Who knows how much the alleged cheating contributed to Shah’s meteoric career? While other academics toiled away, following the rules, not obtaining the astounding pro-pharma results like the not-so-brilliant Dr. Shah did? Real science is a lot harder.

Shah’s deceit was discovered by data manipulation expert Elisabeth M. Bik. Ms. Bik is every woke academician’s worst nightmare. She is a “real” expert with a talent and a passion for sniffing out academic fakesters. Nowadays Elisabeth uses A.I. and reverse image searching to help, but she’s written guides explaining how you too can help expose fraudulent Harvard doctors. According to Liz’s bio, her exposé work has resulted in 1,069 Retractions, 149 Expressions of Concern, and 1,008 Corrections (as of last November).

If you’re a science type, here’s a link to Elisabeth’s blog post on her investigation of Dr. Shah’s ‘work,’ if you can call it that.

For everybody else, according to the Crimson, Bik found 44 different examples of made-up data in Dr. Shah’s papers between 2001 and 2023. But the “most damning” problems were from Shah’s 2022 paper in Nature Communications (it had 32 other authors, but Shah was the lead author). Bik said Shah’s 2022 paper contained figures and images stolen from seven other papers (written by other scientists) plus some images copied straight off the websites of two scientific product vendors.

For instance, one of Shah’s pinched pictures came from an online catalog by R&D Systems, which makes scientific research antibodies. Shah did not give credit to R&D Systems for using its image in his 2022 article. Instead, Dr. Shah claimed the image was from his own work and — get this — he edited the picture’s labels to show a completely different antibody than the original.

Totally fake. Fake, fake, fake fake fake.
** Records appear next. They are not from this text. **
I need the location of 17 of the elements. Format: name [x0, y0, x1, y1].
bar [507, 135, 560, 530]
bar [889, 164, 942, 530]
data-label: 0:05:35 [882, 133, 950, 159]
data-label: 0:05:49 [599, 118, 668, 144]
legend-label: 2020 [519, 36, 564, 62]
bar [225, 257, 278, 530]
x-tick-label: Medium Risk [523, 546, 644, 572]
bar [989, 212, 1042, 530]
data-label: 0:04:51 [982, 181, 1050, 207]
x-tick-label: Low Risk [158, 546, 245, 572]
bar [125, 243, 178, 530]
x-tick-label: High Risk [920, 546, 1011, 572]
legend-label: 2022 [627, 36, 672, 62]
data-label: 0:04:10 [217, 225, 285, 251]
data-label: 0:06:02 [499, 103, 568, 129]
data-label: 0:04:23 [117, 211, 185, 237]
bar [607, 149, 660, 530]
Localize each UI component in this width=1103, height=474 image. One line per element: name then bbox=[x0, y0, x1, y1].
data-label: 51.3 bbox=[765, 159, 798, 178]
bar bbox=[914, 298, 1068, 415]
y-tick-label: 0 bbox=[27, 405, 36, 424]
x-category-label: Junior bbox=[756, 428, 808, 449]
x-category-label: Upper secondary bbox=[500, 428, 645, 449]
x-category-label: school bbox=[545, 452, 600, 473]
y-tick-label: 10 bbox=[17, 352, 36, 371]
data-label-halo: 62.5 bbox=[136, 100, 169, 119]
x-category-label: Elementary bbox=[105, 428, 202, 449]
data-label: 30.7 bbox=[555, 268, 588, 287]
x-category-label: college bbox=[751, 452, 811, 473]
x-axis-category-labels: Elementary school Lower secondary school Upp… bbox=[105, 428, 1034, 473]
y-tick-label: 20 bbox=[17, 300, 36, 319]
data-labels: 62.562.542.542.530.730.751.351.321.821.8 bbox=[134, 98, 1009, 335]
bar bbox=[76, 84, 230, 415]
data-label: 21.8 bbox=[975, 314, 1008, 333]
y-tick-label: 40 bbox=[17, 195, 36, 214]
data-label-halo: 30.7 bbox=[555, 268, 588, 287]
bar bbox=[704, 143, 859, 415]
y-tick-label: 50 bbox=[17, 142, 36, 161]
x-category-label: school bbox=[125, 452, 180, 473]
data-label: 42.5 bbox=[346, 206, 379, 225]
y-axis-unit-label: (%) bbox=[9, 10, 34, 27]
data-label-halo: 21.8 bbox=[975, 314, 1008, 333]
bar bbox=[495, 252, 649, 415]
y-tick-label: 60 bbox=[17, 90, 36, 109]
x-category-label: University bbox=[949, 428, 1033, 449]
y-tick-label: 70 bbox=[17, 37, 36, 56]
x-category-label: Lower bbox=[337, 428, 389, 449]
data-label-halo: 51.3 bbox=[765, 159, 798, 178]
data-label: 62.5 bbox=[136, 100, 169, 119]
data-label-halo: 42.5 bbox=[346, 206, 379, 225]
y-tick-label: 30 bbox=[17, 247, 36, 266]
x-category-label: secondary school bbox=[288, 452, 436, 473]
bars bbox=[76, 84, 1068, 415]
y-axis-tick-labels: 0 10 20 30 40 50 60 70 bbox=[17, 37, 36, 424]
“This is a really unusual sort of thing that I cannot imagine how this happens by accident,” drily noted an independent professor who reviewed Bik’s findings for the Crimson.

Harvard again! What is obvious beyond denial is the bigger movement afoot: the anti-expert movement. Ms. Bik’s helpful labors are but one small special forces unit in the army of discontent that Peter Hotez can see coming through his smudgy, pie-shaped eyeglasses. Mark my words. Their downfall will be so complete that before this is over, they’ll be claiming they were set up.